Capt. William John STUTT, (Chief Instructor, Australian Air Corps), presumed to have died on 23 September 1920 while flying a DH9A (aircraft serial E8616) searching for the missing schooner "Amelia J" in Bass Strait.  Lost in the same incident was Stutt's Observer/Mechanic, Sgt. Abner Gilchrist DALZELL (who had served with the ground-crew of 3AFC in WW1).  Billy's aircraft had been accompanied by another DH9A flown by Major Anderson - formerly Commanding Officer of 3AFC when WW1 finished.  (Landing near Hobart on that day, Major Anderson created a record for the second-only crossing in Australia's history of Bass Strait by air, and in fact the first such crossing from north to south.)  Unfortunately the two DH9A aircraft had separated in cloud over Cape Barren Island, and that was the last confirmed sighting of Stutt and Dalzell.  Their crash site has never been located to this day, despite extensive searches.  (Nor was any trace of the Tasmanian 3-masted schooner  "Amelia J", and its crew of eleven, ever found.  The sailing ship had left Newcastle on August 21st for Hobart with 600 tons of coal and had soon afterwards encountered bad gales.  It may well have sunk weeks before the air-search was even launched.)

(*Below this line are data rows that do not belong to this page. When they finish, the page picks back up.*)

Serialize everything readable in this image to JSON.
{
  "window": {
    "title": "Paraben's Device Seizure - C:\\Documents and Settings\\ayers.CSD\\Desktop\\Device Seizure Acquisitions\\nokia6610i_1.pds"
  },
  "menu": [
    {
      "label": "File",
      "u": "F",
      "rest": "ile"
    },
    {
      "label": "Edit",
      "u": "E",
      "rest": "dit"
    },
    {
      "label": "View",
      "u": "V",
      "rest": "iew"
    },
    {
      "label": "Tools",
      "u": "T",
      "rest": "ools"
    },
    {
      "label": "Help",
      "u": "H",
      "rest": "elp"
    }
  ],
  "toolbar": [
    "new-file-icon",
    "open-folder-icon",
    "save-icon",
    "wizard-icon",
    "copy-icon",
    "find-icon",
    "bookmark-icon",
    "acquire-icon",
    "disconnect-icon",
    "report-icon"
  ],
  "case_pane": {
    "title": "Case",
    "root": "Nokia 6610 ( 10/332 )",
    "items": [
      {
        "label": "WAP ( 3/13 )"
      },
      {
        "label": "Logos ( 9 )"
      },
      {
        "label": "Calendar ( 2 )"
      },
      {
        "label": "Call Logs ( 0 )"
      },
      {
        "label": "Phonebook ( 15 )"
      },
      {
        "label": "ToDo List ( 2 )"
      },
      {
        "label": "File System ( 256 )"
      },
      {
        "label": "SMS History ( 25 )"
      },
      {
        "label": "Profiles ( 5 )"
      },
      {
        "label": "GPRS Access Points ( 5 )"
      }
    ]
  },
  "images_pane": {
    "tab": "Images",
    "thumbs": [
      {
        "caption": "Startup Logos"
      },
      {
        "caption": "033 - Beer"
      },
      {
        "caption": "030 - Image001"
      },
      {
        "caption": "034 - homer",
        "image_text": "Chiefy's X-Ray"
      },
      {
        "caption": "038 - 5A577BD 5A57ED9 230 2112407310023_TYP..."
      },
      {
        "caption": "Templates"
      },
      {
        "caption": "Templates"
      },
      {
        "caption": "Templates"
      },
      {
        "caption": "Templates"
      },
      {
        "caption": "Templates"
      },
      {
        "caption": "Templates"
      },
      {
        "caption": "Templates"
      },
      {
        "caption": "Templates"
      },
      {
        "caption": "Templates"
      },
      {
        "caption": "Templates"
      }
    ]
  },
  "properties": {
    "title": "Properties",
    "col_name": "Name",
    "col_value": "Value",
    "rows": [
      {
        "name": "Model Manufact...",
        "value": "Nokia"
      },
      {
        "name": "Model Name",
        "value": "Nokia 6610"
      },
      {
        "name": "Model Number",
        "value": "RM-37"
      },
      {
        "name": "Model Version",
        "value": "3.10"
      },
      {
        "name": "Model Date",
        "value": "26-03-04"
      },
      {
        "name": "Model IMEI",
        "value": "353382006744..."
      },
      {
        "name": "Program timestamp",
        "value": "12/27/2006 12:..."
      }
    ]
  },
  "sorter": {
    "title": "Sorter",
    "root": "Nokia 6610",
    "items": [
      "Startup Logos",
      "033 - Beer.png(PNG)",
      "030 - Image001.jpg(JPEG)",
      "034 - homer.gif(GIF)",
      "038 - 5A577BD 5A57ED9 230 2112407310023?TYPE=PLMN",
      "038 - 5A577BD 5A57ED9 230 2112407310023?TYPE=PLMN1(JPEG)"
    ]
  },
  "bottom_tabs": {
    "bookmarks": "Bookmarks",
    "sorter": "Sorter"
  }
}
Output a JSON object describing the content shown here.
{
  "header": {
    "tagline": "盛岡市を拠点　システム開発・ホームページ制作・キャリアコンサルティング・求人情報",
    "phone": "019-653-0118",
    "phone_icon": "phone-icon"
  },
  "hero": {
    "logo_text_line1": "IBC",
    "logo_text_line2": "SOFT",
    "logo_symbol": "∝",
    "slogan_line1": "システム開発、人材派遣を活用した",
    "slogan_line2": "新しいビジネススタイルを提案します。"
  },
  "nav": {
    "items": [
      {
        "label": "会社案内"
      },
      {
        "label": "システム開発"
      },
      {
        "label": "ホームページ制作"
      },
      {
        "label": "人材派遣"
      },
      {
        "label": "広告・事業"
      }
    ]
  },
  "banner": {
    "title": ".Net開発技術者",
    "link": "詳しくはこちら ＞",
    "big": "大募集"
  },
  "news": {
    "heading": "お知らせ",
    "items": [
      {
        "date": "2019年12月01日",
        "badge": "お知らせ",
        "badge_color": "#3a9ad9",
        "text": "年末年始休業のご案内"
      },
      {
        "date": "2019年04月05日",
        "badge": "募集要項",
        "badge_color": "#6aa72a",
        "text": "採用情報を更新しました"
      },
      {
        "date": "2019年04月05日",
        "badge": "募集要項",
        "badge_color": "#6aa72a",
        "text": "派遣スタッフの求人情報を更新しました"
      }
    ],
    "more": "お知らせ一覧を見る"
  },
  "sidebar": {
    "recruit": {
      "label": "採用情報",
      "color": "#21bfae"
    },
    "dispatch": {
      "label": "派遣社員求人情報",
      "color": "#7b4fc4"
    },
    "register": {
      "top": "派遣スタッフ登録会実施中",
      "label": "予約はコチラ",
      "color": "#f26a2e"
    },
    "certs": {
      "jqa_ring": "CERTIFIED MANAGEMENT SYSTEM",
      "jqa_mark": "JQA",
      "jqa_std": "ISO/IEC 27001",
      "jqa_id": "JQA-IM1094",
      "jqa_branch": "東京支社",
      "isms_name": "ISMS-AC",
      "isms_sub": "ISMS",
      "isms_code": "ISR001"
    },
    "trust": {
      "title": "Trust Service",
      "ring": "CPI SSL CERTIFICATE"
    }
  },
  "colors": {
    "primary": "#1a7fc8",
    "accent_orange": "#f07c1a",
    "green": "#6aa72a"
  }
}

- The Ode of Remembrance, read by Mr. John Love.

- An Army bugler played The Last Post, followed by one minute's silence, and Rouse.  (Reflecting that the Australian Flying Corps was part of the Army during World War I).


The ceremony was followed by an enjoyable group lunch at The Richmond Club.

Jeff Love, Steve Weingarth and John Love discuss the "Richmond Flyboys" over lunch.